Me gusta la poesía de
Gimferrer. Iba a escribir, “Todavía
me gusta…” ¿Qué quiere decir esto: que me encantaba la obra de este autor hace
unos años, pero que me he distanciado de su lectura, que ya no la venero como
antes, cuando tenía veintitantos años y todo era pasión e inteligencia
apasionada? Lo que quiere decir es que a pesar del tiempo transcurrido, me
sigue interesando la poesía y que la ofertada por Gimferrer en concreto, aunque
en algún momento su lectura se vea aureolada por ciertos destellos melancólicos
al remitirme a un pasado más feliz y menos complejo que el tiempo presente,
consigue ilusionarme y fascinarme con su belleza y despliegue de imágenes. Entonces
¿sobre quién pesa más el tiempo: sobre la obra de Gimferrer o sobre sus
lectores, en este caso, yo?
Con el paso del tiempo, - el fastidioso tema de siempre que lo modifica todo - , no es que nos hartemos de los libros que hemos leído con placer y pasión, sino que la fe ciega que practicábamos con aquellos autores que leíamos sin que admitiésemos crítica alguna porque eran nuestros preferidos y nos volvían locos, cede en unos cuantos grados. Antes lo que eran genialidades de un estilo, ahora ya no nos lo parece tanto; antes lo que identificaba la escritura de un novelista o poeta que disfrutaba de nuestro seguimiento sin fisuras, ahora nos fastidia, nos parecen manías prescindibles. Antes, el universo que representaba la obra de un escritor era irrefutable, nadie podía describirlo mejor. Ahora ya no nos sorprende tanto lo que cuenta, podría decirse de otro modo, combinarse sus elementos en acorde con la abundante información de que disponemos actualmente. De todos modos, aunque la emotividad y expectación que la literatura de un autor nos ofrecía en años pasados, haya decrecido o incluso casi desaparecido, debemos darnos cuenta de que todos estos procesos son subjetivos, es decir, dependen de la ubicación intelectual y vital que ocupemos o que vayamos ocupando, y que el placer que nos procuraban estas obras literarias de nuestro pasado, puede súbitamente regresar, según las metamorfosis intimas de nuestros deseos. Por ejemplo, cuántas veces me creí distanciado definitivamente de la poesía surrealista o expresionista, y me sorprendí a mí mismo, volviendo a frecuentar los libros que devoré en la adolescencia y primera adultez. Teniendo en cuenta que la obra literaria es una oferta de mundos específica diseñada por un creador particular, todo encuentro con un libro supone un remover, un estimular, un activar tanto nuestra imaginación como nuestra memoria, de tal modo que la inmersión en la obra literaria puede implicar un viaje renovador en el tiempo a las fuentes de la inspiración ubicadas en un texto leído hace cuarenta años o bien, antes de ayer.
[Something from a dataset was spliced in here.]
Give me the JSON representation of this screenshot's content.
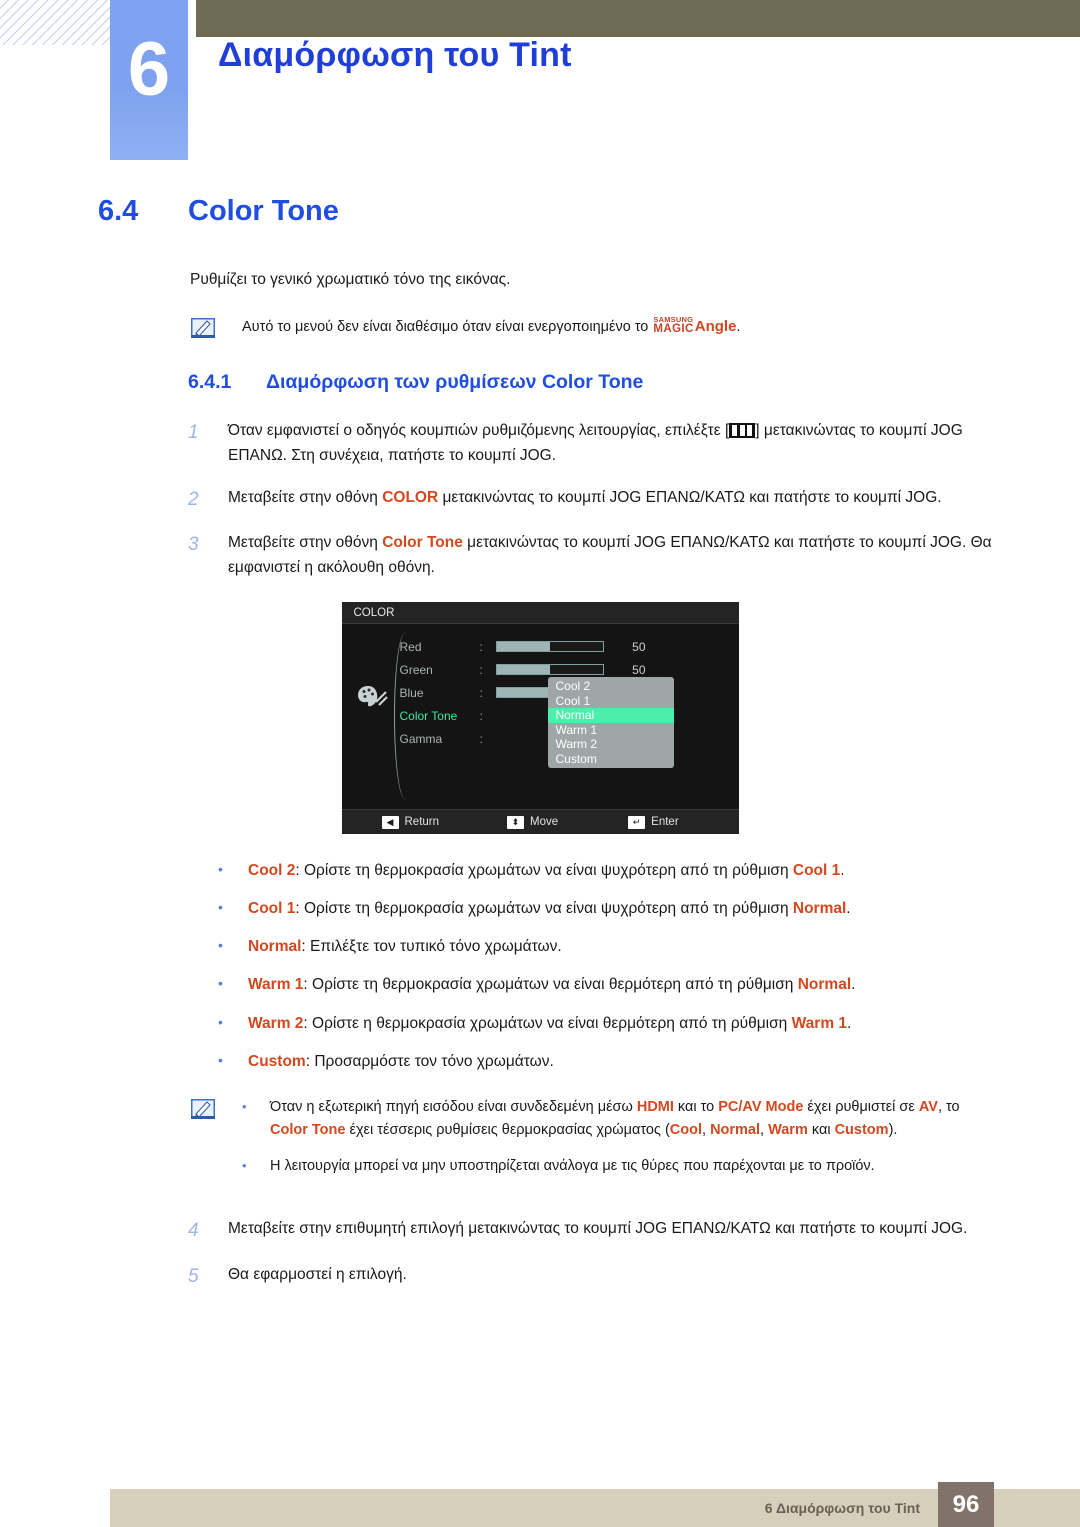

Se dice que no hay hábito mejor que la relectura, y estoy de acuerdo con ello, porque al practicarla descubres aspectos y significaciones que no eran tan manifiestos en la primera lectura. Descubrimos de este modo un pequeño milagro, la capacidad de la obra literaria para renovar sus símbolos, la vida concreta que la obra exhibe en cuanto una nueva lectura detecta dimensiones no percibidas anteriormente.